Long ago when I was a classroom teacher, I learned the wisdom of keeping a visual timer in my classroom. As a behavior analyst, I continue to recommend that parents use this device as an integral part of their child’s behavior plan. A visual timer can play an important role in managing the behavior of all children; something I frequently point out to parents who are managing children with and without special needs.
Here are some ways I have found a visual timer to be useful:
Transitions can be difficult for all children. Really, who likes leaving a preferred activity? A visual timer can be set with an agreed upon time (“You can have 5 more minutes of playing Legos and then…”). The timer is set and along with your verbal prompt, it provides a visual display of how much time is left.
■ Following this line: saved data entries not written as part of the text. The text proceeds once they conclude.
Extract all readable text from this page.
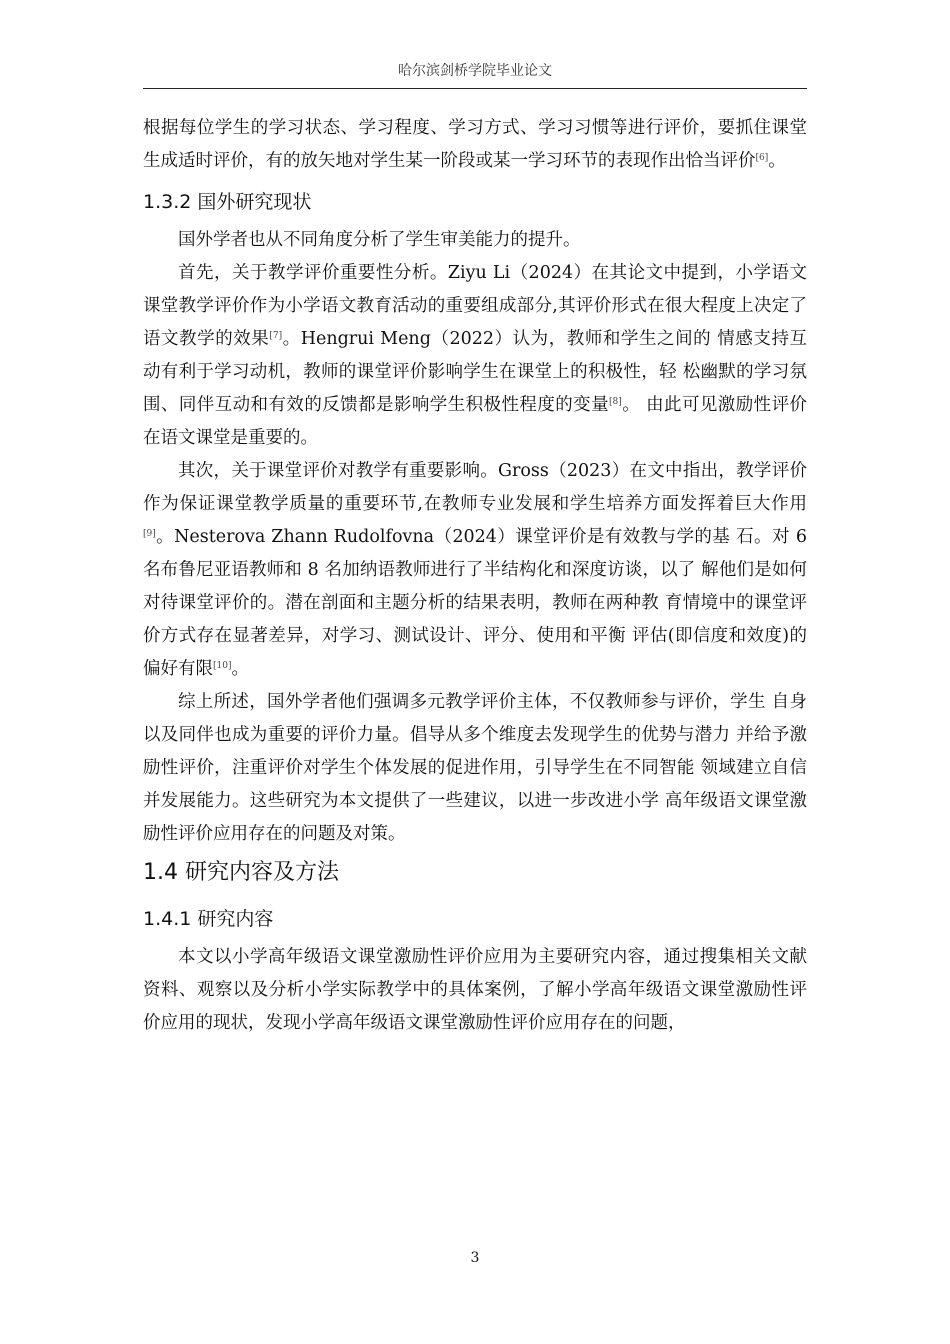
哈尔滨剑桥学院毕业论文

根据每位学生的学习状态、学习程度、学习方式、学习习惯等进行评价，要抓住课堂生成适时评价，有的放矢地对学生某一阶段或某一学习环节的表现作出恰当评价[6]。

1.3.2 国外研究现状

国外学者也从不同角度分析了学生审美能力的提升。

首先，关于教学评价重要性分析。Ziyu Li（2024）在其论文中提到，小学语文课堂教学评价作为小学语文教育活动的重要组成部分,其评价形式在很大程度上决定了语文教学的效果[7]。Hengrui Meng（2022）认为，教师和学生之间的 情感支持互动有利于学习动机，教师的课堂评价影响学生在课堂上的积极性，轻 松幽默的学习氛围、同伴互动和有效的反馈都是影响学生积极性程度的变量[8]。 由此可见激励性评价在语文课堂是重要的。

其次，关于课堂评价对教学有重要影响。Gross（2023）在文中指出，教学评价作为保证课堂教学质量的重要环节,在教师专业发展和学生培养方面发挥着巨大作用[9]。Nesterova Zhann Rudolfovna（2024）课堂评价是有效教与学的基 石。对 6 名布鲁尼亚语教师和 8 名加纳语教师进行了半结构化和深度访谈，以了 解他们是如何对待课堂评价的。潜在剖面和主题分析的结果表明，教师在两种教 育情境中的课堂评价方式存在显著差异，对学习、测试设计、评分、使用和平衡 评估(即信度和效度)的偏好有限[10]。

综上所述，国外学者他们强调多元教学评价主体，不仅教师参与评价，学生 自身以及同伴也成为重要的评价力量。倡导从多个维度去发现学生的优势与潜力 并给予激励性评价，注重评价对学生个体发展的促进作用，引导学生在不同智能 领域建立自信并发展能力。这些研究为本文提供了一些建议，以进一步改进小学 高年级语文课堂激励性评价应用存在的问题及对策。

1.4 研究内容及方法
1.4.1 研究内容

本文以小学高年级语文课堂激励性评价应用为主要研究内容，通过搜集相关文献资料、观察以及分析小学实际教学中的具体案例，了解小学高年级语文课堂激励性评价应用的现状，发现小学高年级语文课堂激励性评价应用存在的问题，

3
For individuals who are little more tech savvy, there are also many apps that provide a visual timer. For example, Picture Prompt Timer is an iTunes product which allows you to display two photographs in a first/then format (First you do this, then you get this) with a corresponding bar that shows the individual how much time is left for a task.
I know many children who start out understanding that they need to complete a task, but then seem to forget what they are doing. For this scenario, keep directions short, break the task into smaller pieces and use a device like Time Tracker.
Time Tracker has bright long lasting lights that give visual cues as to the amount of time remaining to complete a task. For added emphasis, you can add a sound effect to play each time a section changes color. You can program exactly how long each section remains lighted, or you can select an automatic setting that divides time for you.
I have to admit that I never enjoy a visit to the dentist. This is high on my list of “non-preferred activities.” But I also know that visits are always less than an hour long and I like the verbal prompting from the hygienist telling me when she is halfway done or almost finished. I think many of our kids like knowing when a less preferred activity is almost over. The visual timer is a clear marker for when something will be all done.
When a visual timer is paired with an activity schedule, it can play a significant role in building independent living skills. My son knows that when he brushes his teeth, he has to keep brushing until the teeth timer buzzes. Without this timer, I would always have to be present to make sure he brushed for an appropriate amount of time. We were able to graduate to the auditory timer after building a routine, which meant completing a task analysis for teeth brushing that was initially paired with a visual timer.
As you use your timer, I am sure you will come up with many individual uses that will meet the needs of your child. Think about that hectic morning routine! How could you break it into smaller tasks and add a timer? You may even know some adults who could benefit from this type of organization!